TÜRKİYE AB’DEN AVANTAJLI
Türkiye ile tüm AB arasında önemli bir güç gösterisine şahit olmaktayız. Bu kavgada elbette AB’nin bazı avantajları var ama Türkiye’nin avantajlarının AB’den fazla olduğunu söylemek hiç de abartı değildir.
Türkiye, AB’nin demografik yapısının en yumuşak karnı olduğunu çok iyi görmektedir. Cumhurbaşkanı, AB’yi en korkutan şeyin göçmen şoku olduğunu çok iyi görerek ses tonunu yüksek tutmakta herhangi bir mahzur görmemektedir.
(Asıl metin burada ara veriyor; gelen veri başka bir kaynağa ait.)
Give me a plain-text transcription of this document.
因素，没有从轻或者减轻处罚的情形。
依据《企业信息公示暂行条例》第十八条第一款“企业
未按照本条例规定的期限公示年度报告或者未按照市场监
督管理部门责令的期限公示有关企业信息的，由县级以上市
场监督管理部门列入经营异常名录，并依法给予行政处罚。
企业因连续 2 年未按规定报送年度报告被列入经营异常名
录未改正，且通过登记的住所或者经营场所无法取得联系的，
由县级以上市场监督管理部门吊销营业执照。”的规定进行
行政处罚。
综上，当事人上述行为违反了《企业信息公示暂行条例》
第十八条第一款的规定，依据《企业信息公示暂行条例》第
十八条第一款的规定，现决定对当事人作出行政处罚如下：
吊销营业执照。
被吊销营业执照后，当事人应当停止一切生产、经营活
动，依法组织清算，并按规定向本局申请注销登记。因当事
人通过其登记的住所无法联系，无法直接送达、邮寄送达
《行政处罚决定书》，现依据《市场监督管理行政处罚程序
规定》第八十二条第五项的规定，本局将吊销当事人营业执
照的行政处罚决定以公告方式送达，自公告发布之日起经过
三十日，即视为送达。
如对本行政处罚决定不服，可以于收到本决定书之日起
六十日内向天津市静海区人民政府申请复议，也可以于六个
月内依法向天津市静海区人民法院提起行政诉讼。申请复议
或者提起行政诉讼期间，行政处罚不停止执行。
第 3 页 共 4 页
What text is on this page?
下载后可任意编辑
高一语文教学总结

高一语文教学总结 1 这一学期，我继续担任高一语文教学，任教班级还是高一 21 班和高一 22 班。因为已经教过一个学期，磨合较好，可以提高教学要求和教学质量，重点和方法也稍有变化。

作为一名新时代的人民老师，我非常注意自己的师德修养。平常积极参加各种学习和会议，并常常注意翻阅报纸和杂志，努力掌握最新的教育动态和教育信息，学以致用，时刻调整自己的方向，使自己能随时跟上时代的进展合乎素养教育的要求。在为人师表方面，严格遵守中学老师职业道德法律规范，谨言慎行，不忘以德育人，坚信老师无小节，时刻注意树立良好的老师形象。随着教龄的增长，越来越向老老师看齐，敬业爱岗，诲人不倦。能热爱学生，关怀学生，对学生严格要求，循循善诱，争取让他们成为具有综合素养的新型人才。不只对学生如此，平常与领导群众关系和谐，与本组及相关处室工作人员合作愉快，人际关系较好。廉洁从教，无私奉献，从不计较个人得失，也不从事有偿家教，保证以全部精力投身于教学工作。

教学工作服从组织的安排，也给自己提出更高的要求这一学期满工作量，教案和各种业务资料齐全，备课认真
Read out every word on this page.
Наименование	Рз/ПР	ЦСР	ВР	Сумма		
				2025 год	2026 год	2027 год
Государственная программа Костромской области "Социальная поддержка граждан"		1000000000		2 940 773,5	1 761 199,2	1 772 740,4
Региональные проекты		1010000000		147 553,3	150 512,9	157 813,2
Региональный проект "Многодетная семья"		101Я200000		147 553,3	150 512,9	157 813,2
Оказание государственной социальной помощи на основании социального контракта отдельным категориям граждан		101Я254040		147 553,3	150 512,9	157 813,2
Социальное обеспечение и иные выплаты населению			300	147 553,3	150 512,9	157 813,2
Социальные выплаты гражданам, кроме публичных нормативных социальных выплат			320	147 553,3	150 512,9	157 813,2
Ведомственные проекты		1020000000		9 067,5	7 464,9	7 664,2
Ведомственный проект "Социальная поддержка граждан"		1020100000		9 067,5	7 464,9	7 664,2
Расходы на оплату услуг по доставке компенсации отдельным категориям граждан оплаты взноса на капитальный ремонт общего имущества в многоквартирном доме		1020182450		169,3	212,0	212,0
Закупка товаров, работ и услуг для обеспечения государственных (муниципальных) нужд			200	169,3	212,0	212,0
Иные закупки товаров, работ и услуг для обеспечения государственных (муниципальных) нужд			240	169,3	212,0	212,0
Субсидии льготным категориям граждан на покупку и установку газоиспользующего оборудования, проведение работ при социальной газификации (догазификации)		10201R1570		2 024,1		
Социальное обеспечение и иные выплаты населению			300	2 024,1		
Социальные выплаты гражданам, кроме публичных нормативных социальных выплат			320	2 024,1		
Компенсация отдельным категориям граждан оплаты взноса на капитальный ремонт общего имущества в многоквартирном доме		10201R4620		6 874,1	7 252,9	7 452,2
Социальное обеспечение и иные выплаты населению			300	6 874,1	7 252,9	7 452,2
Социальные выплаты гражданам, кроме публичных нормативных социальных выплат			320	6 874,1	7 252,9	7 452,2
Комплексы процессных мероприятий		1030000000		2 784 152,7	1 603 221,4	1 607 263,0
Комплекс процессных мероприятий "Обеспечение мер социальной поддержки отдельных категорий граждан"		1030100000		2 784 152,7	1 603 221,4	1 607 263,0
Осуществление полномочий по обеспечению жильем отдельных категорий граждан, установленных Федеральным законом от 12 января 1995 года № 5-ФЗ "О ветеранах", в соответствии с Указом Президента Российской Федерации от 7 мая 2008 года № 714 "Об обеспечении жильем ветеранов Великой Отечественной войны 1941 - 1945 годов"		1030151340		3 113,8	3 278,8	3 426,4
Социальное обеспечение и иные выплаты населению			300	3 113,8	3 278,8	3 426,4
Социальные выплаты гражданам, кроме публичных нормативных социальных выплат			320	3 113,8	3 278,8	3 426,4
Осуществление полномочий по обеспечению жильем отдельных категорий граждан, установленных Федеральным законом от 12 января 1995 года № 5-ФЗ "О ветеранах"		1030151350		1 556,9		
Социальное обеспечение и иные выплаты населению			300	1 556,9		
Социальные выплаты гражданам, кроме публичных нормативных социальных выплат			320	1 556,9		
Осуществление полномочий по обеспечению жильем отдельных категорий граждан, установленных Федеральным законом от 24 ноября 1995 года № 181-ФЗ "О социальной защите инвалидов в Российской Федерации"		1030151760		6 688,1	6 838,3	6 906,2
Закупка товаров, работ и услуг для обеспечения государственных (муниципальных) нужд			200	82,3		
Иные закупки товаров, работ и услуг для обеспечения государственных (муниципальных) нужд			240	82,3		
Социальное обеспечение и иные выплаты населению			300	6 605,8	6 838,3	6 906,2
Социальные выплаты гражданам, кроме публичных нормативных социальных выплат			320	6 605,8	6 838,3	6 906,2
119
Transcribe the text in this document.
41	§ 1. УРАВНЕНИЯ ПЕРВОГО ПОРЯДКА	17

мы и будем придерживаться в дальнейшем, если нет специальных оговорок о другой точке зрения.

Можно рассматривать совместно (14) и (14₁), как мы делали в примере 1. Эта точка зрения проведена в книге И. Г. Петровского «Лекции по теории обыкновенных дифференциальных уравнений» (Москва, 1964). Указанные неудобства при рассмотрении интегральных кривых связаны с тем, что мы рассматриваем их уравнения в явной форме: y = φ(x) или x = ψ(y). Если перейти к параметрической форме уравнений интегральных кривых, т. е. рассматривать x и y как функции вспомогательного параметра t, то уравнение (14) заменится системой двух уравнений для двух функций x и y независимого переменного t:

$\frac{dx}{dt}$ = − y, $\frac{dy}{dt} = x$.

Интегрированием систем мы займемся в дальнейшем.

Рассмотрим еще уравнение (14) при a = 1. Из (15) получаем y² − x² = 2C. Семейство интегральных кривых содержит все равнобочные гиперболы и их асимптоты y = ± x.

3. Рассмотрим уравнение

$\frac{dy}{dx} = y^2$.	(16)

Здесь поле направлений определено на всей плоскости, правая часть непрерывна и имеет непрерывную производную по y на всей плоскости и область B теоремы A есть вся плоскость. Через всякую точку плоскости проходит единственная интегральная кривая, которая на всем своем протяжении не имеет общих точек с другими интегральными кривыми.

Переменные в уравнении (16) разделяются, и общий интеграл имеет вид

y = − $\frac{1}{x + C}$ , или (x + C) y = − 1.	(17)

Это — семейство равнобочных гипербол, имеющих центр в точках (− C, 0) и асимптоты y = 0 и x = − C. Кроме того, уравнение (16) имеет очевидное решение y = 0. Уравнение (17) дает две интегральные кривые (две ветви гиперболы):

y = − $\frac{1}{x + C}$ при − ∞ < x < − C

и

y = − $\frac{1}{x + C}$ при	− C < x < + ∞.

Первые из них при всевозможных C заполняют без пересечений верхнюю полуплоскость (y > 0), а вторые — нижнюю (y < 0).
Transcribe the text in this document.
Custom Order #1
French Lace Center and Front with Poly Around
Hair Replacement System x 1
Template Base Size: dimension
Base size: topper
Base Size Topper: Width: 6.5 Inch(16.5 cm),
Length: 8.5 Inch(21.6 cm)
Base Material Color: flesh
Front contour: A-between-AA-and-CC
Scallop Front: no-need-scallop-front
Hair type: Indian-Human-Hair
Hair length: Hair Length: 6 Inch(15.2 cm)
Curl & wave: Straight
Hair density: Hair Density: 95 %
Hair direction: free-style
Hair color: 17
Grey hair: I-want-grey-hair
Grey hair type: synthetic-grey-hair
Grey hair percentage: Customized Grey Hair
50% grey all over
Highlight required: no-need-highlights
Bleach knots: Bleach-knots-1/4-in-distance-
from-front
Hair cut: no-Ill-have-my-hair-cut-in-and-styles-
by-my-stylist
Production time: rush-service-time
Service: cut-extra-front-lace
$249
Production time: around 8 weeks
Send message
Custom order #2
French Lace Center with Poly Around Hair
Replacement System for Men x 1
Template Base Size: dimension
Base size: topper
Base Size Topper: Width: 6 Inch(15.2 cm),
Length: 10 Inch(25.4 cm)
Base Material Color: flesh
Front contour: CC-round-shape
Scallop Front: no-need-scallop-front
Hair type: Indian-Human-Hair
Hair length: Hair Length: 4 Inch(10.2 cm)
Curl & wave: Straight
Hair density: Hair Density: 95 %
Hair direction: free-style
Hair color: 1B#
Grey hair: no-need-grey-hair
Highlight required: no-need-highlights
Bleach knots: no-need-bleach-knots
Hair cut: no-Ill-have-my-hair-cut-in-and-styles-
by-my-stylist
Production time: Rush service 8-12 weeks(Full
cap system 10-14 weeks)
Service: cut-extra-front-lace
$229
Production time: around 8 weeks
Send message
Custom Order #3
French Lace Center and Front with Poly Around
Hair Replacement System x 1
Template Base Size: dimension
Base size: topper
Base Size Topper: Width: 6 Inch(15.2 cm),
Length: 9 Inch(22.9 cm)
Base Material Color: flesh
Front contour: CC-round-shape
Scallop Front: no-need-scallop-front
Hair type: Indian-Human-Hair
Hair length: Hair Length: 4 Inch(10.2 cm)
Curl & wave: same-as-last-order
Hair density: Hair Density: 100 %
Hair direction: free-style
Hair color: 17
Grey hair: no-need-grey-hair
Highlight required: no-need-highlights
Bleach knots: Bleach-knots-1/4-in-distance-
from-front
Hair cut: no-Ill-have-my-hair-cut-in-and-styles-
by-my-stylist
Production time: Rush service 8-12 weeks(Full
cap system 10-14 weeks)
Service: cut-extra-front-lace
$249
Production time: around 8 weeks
Bu gün itibari ile Suriye ve Irak’tan gelen mülteci sayısı 3 milyonu aşıyor. Mültecilere harcanan para da 30 milyar doları buluyor. Bu mültecilerin çoğunluğu da Avrupa’yı ulaşılması gereken dünya cenneti olarak düşünüyor. Avrupa’ya geçebilmenin en rahat yolun da Türkiye’den geçtiği düşüncesini hep akıllarında tutuyorlar. Bu durum da Türkiye’nin Avrupa’ya karşı kullanabileceği en önemli “insan tusinamisi”dir. Bu olasılık AB’yi korkutan en büyük ihtimaldir.
AB, Türkiye için 65 yıllık bir kızıl elma olarak varlığını devam ettirdi. Ancak gerek AB’nin son tutumu, gerekse Türkiye’nin kalkınmada aldığı müspet yol eski cazibeyi biraz azalttı. Özellikle AB’nin ödemesi gereken paraları ödememesi ve üyelik dosyasındaki yavaş ilerleme, AB hedefini oldukça zayıflatıyor.
Bu sığınmacı durumu ve AB’ye yürümelerinin serbest bırakılması korkusu Türkiye’nin elini güçlendirirken, AB’yi de havuç-sopa karşısındaki tavşan durumuna düşürüyor.
Müslüman nüfusun AB’de devamlı arttığı ve bazı Müslümanların AB’de siyasi partilerde önemli noktalara gelmeleri de oldukça avantajlı bir pozisyondur. Hatta İsrail raporlarında bu siyasi yükselişlere dikkat çekiliyor. Dahası araştırmalarda üçüncü ve dördüncü kuşağın önemli bir bölümünün “babalarından ziyade dindar oldukları” yönündedir. Cumhurbaşkanının Avrupa’da yaşayan Türklere beş çocuk doğurmaları, onları iyi okullarda okutarak en iyi semtlerde oturmaya teşvik etmesi de AB’yi korkutuyor.
Yapılan demografik tahminler Türkiye’nin nüfusunun önümüzdeki 30 yıl içerisinde 100 milyonu aşacağını gösteriyor. Buna karşılık da AB’nin nüfusu hızla yaşlanıyor. Bu müspet gelişme durumu kalkınma hareketleri için de geçerlidir. Bu konuda iş adamı Hüsnü Yeğin anlatıyor:
“Özal’la tüm dünyayı dolaştık. Çin’e de birlikte gitmiştik. 1986’da Moskova’ya bir kez daha geldik. Burada International Hotel’de üç iş adamı ile bir odada kaldığımızı hatırlıyorum. Aşağıda sadece tavuk kızartan bir yer vardı ve yiyeceği de uzun kuyruklar halinde oradan alıyorduk. Tüm bunları gördükten sonra Rusya’nın ve Türkiye’nin bugünkü hali inanılmaz. Avrupa’ya gittiğinizde 30 yıl önce nasılsa şimdi de pek fazla bir değişiklik göremezsiniz.”
Durum artık çok değişti. Hem Cumhurbaşkanı hem de Başbakan ve Bakanlar artık ayaklarına basıldığını hissettikleri anda AB’yi tenkit etmekte ve hatta tehdit ermekte sakınca görmüyorlar.
Görünen o ki; yönetim kademeleri donanımlı ve şartları iyi değerlendirdikleri zaman, bütün kırılganlığına rağmen kalkınan Türkiye elindeki imkânlarla AB ile daha rahat pazarlık yapabilmekte, insanlarına da güven kazandırmaktadır.